Um alto grau de honestidade e confiança é necessário às comunidades para preservar a ordem, impingir as leis, punir os poderosos e gerar a prosperidade coletiva. A desonestidade política ou cognitiva não é novidade, a resposta dada pelo público sim; a indignação deu lugar à indiferença e, por fim, à conivência com os embustes. A desconfiança em relação às instituições do Estado de direito democrático tornou a verdade uma questão de convicção, à parte das provas. A Lava Jato é um produto da subcultura da pós-verdade. O espetáculo medíocre do PowerPoint, estreado por atores do Ministério Público Federal (MPF), consagrou a impostura. Se não houvesse a complacência da sociedade e dos poderes, o ex-juiz e o ex-procurador estariam na cadeia por merecimento e justiça.

O método de aferição prática da verdade soma evidências para não multiplicar a indústria das fake news e as interpretações que substituem os fatos por elucubrações conspiratórias à captura dos novos judeus. “Supere a narrativa. Quem defende os valores (de emancipação) do iluminismo no contexto em transformação – mobilidade frenética, revolução tecnológica, agitação emocional – deve atuar dentro de seus parâmetros. Tudo mais é ilusão”, aconselha Matthew D’Ancona. Para se contrapor à produção do obscurantismo, é preciso buscar significados capazes de libertar o povo.

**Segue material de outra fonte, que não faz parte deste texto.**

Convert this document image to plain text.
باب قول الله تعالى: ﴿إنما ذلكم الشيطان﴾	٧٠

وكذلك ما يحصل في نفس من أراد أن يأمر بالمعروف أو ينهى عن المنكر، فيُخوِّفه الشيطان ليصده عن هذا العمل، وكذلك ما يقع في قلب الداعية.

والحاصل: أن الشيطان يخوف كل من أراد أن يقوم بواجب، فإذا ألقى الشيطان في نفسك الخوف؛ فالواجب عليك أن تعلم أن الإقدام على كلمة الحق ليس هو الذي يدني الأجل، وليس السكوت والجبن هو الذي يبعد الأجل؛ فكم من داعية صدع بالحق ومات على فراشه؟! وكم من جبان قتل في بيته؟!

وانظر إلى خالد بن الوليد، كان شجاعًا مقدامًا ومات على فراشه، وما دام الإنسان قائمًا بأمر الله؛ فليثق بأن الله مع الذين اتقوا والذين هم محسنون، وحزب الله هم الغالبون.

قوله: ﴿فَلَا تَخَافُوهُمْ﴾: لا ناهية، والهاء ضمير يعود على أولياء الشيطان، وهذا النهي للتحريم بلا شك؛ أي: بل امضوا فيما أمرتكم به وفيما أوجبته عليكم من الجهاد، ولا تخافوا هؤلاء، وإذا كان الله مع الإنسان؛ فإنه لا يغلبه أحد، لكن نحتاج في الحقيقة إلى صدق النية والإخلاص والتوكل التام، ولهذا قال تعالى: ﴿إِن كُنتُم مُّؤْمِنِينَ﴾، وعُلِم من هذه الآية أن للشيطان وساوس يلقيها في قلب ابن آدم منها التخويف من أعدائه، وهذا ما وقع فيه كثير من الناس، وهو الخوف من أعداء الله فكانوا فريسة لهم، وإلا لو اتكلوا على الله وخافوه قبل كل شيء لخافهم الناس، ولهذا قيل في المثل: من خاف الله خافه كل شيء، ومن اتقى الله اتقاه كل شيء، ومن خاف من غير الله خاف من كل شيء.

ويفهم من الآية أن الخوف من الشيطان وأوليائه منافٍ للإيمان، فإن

“Contra o poder de fogo plutocrático, político e algorítmico, a batalha pela verdade é hercúlea”, arrematam os que empreendem o trabalho de Prometeu. O empreendimento é facilitado pelos humoristas que respeitam o politicamente correto e, com talento, ridicularizam os que “não olham para cima”. Ajudam bastante os podcasts e blogs ligados a coletivos e personalidades com biografia forjada nas lutas sociais. A esfera pública é o dique contra patranhas na tela do celular ou nas ruas. Cada um pergunte se importa mais o que pode comprar on-line ou problemas da cidade, do estado e do país; se interage mais com a mídia virtual ou com os amigos presenciais. A falta de inserção no espaço público aduba a pós-verdade, com a indiferença ideológica, a apatia política e a alienação.

A tecnologia digital, com robôs e trolls, além de garantir infraestrutura à circulação de mensagens, presta-se à desinformação com propósito de canalizar as intenções de voto. Ensinar a navegar na internet com discernimento é a missão – ou aventura – cultural urgente de uma época apocalíptica, ameaçada pela guerra nuclear, o aquecimento global e a metamorfose iliberal da democracia.

*Luiz Marques é professor de ciência política na UFRGS. Foi secretário estadual de cultura do Rio Grande do Sul no governo Olívio Dutra.